Response to vulnerabilities in
Toshiba Tec's digital multi-function peripherals
October 25, 2024
Toshiba Tec Corporation
Thank you for using our products.
Several vulnerabilities have been identified in some of our multi-function peripherals. This issue does not result in the leakage of information from the product to outside parties.
Vulnerability details
Target Products: e-STUDIO 908/ 1058/ 1208 (Introduced in North American market only)

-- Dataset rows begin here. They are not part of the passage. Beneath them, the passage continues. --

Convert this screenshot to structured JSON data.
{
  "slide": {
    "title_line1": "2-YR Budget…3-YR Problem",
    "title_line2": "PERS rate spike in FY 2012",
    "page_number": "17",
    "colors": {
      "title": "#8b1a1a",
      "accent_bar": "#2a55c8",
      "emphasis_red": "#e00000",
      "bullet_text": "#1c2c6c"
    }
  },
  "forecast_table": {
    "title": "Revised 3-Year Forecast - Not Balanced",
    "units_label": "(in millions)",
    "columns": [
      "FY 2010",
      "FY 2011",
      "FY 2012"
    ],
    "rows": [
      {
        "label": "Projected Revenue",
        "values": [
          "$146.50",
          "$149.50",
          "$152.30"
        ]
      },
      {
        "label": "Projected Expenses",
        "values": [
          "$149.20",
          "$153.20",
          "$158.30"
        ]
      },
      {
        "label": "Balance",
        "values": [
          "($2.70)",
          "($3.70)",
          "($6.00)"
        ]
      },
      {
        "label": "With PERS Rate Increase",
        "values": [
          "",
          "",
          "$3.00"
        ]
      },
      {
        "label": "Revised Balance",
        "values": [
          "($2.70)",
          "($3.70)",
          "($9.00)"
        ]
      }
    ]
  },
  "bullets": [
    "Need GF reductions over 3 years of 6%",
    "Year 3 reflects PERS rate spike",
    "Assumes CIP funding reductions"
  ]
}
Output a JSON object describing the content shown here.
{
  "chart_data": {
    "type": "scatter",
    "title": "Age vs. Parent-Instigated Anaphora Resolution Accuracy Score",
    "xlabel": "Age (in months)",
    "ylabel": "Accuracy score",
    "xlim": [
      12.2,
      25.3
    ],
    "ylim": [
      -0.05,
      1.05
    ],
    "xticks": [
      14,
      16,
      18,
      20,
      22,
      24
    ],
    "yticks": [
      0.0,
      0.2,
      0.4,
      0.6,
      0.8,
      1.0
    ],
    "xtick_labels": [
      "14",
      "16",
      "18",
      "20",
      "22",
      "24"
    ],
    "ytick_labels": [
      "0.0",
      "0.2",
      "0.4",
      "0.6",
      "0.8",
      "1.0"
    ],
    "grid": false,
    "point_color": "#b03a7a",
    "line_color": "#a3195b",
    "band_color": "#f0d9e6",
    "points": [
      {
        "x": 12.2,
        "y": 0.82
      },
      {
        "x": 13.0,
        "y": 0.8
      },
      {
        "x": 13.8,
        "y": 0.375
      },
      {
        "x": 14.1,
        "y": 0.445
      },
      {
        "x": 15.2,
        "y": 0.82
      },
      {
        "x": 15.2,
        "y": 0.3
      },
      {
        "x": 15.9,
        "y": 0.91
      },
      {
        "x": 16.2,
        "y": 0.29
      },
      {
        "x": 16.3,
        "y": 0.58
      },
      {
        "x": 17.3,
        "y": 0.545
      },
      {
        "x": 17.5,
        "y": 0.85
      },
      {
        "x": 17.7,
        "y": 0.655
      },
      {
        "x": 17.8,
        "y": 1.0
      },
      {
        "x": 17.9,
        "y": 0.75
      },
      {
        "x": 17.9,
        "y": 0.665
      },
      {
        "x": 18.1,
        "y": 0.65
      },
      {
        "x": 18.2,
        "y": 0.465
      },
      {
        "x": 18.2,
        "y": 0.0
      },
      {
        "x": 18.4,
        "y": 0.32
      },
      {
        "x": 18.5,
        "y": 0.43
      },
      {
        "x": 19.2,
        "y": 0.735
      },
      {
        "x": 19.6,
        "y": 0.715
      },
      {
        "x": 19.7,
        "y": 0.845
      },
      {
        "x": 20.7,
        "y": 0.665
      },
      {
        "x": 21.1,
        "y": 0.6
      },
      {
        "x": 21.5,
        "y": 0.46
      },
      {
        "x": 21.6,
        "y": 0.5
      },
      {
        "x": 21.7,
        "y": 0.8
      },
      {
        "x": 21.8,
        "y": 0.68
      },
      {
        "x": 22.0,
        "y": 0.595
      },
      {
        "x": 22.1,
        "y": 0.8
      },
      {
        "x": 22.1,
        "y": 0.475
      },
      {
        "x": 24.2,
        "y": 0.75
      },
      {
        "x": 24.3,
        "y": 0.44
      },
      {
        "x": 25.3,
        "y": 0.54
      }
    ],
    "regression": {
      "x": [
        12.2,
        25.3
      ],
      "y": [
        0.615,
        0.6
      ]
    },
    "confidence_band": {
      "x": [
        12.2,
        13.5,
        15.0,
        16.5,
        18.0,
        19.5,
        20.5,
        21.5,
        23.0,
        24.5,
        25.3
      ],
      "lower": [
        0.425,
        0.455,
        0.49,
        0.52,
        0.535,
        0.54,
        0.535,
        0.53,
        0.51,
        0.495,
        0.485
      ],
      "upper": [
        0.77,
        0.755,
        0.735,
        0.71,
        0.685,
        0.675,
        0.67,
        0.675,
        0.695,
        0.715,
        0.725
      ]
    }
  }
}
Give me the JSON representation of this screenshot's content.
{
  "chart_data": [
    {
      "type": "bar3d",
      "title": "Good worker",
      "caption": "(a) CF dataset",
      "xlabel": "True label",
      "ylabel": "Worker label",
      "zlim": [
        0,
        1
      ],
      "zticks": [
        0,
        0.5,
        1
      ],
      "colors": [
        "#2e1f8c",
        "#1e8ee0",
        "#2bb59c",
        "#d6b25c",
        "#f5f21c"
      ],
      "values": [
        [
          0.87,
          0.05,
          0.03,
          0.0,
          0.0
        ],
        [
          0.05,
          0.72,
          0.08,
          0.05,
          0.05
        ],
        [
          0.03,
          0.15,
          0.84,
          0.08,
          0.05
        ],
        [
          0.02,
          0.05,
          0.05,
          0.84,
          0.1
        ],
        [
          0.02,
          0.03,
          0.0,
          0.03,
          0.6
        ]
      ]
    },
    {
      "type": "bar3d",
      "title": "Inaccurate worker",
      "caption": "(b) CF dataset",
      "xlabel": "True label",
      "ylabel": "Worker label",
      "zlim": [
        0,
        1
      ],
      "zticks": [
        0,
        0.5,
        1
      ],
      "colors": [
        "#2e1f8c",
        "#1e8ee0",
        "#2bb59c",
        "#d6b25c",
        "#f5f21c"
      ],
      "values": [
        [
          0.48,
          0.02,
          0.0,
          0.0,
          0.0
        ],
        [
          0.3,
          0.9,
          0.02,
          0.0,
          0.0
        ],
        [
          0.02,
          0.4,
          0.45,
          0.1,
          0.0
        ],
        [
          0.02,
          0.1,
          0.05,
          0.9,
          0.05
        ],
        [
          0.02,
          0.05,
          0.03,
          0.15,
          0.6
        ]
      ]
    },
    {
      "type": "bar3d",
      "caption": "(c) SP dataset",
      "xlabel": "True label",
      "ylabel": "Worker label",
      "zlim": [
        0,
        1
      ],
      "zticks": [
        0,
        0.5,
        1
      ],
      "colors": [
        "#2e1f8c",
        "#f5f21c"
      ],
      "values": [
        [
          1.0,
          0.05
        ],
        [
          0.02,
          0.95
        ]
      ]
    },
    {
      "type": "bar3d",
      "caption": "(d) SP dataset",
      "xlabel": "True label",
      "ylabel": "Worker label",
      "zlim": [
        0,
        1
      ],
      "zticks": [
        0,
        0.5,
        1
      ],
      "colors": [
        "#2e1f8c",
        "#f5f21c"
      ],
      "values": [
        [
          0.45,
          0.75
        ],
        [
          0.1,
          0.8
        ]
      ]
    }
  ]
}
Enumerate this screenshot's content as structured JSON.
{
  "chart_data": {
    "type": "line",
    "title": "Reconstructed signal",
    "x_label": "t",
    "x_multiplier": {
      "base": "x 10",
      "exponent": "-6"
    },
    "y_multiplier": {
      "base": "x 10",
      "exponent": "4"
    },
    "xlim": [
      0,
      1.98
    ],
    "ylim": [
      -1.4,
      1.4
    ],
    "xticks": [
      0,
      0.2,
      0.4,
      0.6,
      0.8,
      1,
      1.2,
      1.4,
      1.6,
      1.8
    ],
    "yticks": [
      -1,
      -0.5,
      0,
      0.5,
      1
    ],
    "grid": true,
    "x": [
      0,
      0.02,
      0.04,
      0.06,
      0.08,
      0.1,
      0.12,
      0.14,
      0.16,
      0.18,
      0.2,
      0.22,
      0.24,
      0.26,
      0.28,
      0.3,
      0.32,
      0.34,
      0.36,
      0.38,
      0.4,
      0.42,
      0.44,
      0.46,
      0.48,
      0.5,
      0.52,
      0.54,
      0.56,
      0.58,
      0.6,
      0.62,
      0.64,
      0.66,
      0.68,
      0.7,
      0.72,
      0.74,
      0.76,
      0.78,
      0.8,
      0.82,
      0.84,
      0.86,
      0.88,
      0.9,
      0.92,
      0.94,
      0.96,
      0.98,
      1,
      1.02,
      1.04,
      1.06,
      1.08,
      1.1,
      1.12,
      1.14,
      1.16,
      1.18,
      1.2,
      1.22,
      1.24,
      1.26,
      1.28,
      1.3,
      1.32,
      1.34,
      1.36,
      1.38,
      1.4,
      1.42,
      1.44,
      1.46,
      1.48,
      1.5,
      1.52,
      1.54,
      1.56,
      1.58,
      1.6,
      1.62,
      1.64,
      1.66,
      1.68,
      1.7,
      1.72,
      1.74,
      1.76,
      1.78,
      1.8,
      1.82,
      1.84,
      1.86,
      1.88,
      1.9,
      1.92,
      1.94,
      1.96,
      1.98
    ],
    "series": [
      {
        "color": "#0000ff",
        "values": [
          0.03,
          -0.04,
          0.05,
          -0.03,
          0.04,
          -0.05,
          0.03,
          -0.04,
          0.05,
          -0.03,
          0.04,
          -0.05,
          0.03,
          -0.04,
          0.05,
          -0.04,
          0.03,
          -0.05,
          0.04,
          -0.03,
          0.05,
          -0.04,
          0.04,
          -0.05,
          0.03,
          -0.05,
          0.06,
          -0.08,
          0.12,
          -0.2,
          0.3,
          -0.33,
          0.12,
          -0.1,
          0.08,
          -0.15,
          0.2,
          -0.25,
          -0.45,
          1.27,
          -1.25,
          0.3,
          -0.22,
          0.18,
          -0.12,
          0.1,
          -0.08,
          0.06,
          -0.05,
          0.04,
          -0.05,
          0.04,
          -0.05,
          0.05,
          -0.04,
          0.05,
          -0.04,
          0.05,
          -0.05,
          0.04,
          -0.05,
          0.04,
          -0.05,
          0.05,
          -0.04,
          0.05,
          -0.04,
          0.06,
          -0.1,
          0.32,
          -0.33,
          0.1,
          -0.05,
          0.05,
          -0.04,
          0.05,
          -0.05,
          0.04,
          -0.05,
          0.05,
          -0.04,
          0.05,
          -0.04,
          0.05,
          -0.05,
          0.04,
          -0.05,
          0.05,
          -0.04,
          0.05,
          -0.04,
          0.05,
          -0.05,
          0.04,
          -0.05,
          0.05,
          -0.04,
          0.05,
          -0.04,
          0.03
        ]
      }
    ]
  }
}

- Some device web pages may cause device hang-up due to out-of-bounds memory reference:
: CVE-2024-42420/ 43424/ 45829 - Some device web pages may cause path traversal attacks
: CVE-2024-45842 - Some device web pages have APIs that have improper access control authority
: CVE-2024-47005 - Some device web pages have an alternate path for bypassing authentication mechanism
: CVE-2024-47406 - Some web pages may be able to execute HTTP header injection
: CVE-2024-47549 - Some web pages may cause cross-site scripting attacks
: CVE-2024-47801/ 48870
- Solution
- Ask your service provider to update the main unit software.
- Workaround
- When connecting to the Internet, connect to a network protected by firewall as described in the manual. Additionally, enable user authentication function and manage your passwords appropriately.